ODF puts eyes in the skies for smoke search

 CENTRAL POINT, Ore. — As the year’s busiest week for lightning passes, the work for crews is just beginning.

“The rain initially really helped us out in keeping those fires small,” said Oregon Department of Forestry Southwest Oregon District Public Information Officer Natalie Weber, “but as we start to heat up this week and see you know, 90-degree temperatures, that could change.”

Jackson and Josephine Counties saw a total of eight fires this past weekend, but more could be hiding in plain sight. To be proactive, ODF takes their eyes to the skies.

“We have a couple of helicopters that we go up and we have maps of all the areas where lightning struck,” said ODF Forest Officer Herb Johnson, “and we just fly grid patterns looking for smoke.”

They’re called detection flights, each takes around three hours and is done twice a day.

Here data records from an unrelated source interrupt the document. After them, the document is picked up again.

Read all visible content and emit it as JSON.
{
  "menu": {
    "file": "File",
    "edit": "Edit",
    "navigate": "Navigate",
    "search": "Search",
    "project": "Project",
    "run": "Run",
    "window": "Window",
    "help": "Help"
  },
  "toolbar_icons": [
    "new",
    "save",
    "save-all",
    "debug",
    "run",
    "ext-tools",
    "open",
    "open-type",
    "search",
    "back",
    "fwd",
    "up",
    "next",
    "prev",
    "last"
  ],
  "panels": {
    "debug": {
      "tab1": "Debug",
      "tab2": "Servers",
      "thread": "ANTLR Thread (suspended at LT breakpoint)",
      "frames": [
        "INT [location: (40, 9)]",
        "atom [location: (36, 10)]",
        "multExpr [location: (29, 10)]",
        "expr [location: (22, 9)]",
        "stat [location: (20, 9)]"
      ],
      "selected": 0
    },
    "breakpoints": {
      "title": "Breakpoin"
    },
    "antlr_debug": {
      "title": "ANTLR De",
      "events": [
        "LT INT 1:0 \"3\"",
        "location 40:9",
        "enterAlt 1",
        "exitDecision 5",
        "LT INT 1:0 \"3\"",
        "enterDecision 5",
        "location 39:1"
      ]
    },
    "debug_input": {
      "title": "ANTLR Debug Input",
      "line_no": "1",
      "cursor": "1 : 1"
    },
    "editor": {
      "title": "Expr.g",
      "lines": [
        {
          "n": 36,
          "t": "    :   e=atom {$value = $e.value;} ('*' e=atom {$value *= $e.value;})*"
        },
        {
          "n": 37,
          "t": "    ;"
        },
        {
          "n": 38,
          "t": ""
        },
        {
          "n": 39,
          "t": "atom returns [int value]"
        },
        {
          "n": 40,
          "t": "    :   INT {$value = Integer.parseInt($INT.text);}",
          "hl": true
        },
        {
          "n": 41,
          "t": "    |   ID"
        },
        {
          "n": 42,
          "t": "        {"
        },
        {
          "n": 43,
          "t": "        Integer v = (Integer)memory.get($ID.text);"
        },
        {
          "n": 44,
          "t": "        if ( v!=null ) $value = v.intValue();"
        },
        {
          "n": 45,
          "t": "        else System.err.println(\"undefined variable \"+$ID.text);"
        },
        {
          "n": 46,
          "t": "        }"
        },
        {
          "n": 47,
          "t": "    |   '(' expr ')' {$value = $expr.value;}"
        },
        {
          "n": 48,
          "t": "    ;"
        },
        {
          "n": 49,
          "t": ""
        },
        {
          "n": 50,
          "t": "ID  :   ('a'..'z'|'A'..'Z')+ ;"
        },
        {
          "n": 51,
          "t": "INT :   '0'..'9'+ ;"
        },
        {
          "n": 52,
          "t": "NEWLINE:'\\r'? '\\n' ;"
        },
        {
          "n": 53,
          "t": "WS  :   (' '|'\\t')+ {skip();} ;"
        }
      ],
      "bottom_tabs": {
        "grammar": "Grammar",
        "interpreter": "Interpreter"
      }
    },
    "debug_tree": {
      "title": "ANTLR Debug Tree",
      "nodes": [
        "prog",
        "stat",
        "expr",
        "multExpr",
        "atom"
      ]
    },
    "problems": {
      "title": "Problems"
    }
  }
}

On a sunny day like Monday, Johnson said they can spot smoke from five to 10 miles away. “Then we’ll fly to it and confirm that it is smoke and not dust, or a cloud or something like that,” Johnson said.

If it’s a fire, they’ll give the coordinates to the ground crews and help them get there. “As soon as we’re confident they’re gonna be able to get to the fire on the ground, we continue our flight looking for other smokes,” said Johnson.

“We can safely assume that we could definitely be dealing with some more lightning-caused fires this week that have been holding over since this past weekend,” Weber said.

While the storms did spark eight small fires, each was under 1/10th of an acre and helped crews finish up the Panther Gulch and East Evans Fires.